Running vue create docker-ignore generates the project shown above and runs npm install to install the necessary dependencies to run the app, as defined in “package.json”. Lets say we wanted to build a production image for this project… we would write a Dockerfile like the one below:

FROM node:10-alpine

COPY package.json package-lock.json ./

RUN npm install --production

COPY . .

RUN npm run build

# Probably transfer built static files to an nginx container... see the Multi Staged Builds section

Lets build this

❯ docker build -t docker-ignore .
 => [internal] load build context     1.4s
 => => transferring context: 1.71MB   1.3s

Now, this is still a pretty small project, so 1.71MB taking 1.3s to transfer might now be that big of a deal to you, but this number will grow significantly as you work on larger projects. Lets introduce a “.dockerignore” file to the root of the project with the following contents

node_modules

And then rebuild

❯ docker build -t docker-ignore .
 => [internal] load build context     0.0s
 => => transferring context: 4.66kB   0.0s

This is a big difference and can really streamline your builds. If you’re working on a project with docker and notice that your build context looks suspiciously large, take a look at your dockerignore file to see if something might be missing and add it, or add a dockerignore file to the project if there isn’t one already.

On top of speeding up your builds, a dockerignore file can be useful to make sure you aren’t copying over files that you don’t need in the first place (and then having to clean them up in the dockerfile). Looking at the example above, we probably don’t need to ship the README file to production! We can avoid this by adding a RUN rm -rf README.md to our dockerfile (ugly, bad), or we can simply add “README.md” to the .dockerignore file to make sure it never gets copied over in the first place.
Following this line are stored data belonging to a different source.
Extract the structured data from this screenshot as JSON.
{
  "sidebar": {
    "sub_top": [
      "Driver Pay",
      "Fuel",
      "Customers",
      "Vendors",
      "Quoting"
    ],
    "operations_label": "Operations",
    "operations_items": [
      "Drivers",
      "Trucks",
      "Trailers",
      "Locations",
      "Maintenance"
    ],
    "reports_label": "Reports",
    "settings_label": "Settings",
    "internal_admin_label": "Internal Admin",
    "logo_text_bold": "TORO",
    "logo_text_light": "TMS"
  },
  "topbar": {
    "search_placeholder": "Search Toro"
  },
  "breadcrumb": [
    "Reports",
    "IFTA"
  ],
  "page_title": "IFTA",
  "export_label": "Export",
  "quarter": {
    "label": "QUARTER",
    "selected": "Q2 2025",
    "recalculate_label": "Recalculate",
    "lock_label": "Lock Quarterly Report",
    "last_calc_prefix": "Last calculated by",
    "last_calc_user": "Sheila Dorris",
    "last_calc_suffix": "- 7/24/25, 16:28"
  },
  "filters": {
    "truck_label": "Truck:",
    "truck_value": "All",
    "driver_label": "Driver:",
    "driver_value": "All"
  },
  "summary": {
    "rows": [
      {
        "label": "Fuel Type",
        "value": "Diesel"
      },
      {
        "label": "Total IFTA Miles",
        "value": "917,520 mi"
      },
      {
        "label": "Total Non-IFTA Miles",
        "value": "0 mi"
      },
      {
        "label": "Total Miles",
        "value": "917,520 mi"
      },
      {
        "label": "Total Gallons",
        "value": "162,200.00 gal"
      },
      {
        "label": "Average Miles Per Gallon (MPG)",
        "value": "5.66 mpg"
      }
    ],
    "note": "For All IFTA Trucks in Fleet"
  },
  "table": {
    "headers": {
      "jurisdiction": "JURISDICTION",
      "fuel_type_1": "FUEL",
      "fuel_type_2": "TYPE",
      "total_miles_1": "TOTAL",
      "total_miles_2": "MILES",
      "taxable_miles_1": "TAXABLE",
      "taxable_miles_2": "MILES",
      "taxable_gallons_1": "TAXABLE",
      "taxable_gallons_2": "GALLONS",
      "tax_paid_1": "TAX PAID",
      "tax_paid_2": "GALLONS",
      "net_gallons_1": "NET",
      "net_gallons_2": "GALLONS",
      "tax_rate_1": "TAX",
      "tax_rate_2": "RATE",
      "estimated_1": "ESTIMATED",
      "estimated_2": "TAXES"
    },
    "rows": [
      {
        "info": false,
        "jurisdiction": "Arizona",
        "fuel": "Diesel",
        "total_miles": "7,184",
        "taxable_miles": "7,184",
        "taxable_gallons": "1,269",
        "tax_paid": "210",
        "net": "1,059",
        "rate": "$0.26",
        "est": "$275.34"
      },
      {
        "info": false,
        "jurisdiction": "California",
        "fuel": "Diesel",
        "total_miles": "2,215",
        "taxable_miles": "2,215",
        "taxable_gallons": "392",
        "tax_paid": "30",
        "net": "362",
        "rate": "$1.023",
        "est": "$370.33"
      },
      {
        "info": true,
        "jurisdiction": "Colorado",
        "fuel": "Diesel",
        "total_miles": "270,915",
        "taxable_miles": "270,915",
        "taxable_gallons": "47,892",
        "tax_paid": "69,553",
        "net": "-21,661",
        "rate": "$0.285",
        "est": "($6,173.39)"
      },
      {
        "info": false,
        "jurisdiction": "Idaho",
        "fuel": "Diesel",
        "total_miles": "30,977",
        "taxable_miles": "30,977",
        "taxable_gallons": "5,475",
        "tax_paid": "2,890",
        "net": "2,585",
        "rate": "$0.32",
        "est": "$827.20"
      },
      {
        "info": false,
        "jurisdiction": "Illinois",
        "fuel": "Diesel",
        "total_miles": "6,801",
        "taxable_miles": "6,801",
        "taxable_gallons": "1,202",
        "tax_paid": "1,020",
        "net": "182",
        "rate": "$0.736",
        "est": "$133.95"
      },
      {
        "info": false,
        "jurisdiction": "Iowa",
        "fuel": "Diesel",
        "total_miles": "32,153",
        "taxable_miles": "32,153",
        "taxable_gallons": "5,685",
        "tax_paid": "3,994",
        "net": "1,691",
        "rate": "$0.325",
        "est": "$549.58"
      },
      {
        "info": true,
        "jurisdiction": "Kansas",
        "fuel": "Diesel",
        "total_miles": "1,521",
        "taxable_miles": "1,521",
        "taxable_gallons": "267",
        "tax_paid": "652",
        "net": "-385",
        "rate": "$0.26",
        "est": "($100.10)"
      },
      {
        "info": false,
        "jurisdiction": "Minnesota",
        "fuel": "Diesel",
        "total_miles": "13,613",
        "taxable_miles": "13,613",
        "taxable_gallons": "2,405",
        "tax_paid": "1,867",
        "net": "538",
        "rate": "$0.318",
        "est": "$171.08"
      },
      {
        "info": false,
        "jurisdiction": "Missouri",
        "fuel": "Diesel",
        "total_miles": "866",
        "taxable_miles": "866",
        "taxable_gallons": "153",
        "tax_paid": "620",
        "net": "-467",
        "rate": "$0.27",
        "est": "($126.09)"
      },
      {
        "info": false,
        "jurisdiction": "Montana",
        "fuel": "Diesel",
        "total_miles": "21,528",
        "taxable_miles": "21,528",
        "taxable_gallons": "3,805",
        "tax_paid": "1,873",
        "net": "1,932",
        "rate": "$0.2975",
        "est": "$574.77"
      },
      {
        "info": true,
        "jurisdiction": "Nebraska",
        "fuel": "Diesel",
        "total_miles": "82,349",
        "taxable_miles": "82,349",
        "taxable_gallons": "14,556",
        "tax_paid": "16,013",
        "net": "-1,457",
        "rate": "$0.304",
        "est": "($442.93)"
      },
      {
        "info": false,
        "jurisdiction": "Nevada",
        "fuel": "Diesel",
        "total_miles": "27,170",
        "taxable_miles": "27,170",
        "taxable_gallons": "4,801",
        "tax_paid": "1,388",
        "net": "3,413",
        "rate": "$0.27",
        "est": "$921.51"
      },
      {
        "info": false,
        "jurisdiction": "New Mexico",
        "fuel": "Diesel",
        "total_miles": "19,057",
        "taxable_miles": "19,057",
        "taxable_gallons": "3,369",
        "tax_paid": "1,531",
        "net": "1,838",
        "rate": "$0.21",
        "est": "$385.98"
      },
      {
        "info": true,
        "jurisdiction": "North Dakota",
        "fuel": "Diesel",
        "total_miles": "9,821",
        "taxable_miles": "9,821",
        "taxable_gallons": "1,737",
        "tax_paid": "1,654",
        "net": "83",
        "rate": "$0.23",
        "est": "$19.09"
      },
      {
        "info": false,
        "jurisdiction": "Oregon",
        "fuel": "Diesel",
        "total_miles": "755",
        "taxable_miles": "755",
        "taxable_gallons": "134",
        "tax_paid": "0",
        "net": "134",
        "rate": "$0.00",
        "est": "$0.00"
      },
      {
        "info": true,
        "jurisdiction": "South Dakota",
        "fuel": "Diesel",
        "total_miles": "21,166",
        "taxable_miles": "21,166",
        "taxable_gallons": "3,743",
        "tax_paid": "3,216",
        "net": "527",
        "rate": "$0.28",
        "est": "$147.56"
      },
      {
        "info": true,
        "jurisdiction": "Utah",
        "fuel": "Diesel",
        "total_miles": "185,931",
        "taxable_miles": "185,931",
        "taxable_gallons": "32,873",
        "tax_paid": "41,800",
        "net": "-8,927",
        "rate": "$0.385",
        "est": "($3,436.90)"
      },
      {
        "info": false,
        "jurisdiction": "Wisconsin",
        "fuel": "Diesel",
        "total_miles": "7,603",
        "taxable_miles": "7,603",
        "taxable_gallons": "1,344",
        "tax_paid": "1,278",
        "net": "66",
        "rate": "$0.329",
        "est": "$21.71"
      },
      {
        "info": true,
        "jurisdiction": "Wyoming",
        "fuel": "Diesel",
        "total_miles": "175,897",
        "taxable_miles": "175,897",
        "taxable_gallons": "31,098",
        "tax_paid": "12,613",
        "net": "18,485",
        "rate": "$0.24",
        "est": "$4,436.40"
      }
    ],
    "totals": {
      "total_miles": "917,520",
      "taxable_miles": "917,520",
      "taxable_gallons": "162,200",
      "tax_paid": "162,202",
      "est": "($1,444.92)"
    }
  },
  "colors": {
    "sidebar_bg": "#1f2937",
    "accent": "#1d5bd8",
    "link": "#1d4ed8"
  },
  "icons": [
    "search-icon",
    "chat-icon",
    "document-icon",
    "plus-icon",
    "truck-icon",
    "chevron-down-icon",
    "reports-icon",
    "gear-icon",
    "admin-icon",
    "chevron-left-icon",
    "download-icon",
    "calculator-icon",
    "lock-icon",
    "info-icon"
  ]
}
Get to know the docker cli

Need to see what images you have locally? docker images
Need to see which containers are running? docker ps
Need to see how many layers your image has? docker history <image_tag> | wc -l
Need to stop a running container? docker stop <container_name>Note that container name is different than tag name: container name is assigned on docker run, while tag name is assigned on docker build.

Editor integrations

VSCode: docker plugin
Shell lazy docker
Emacs docker.el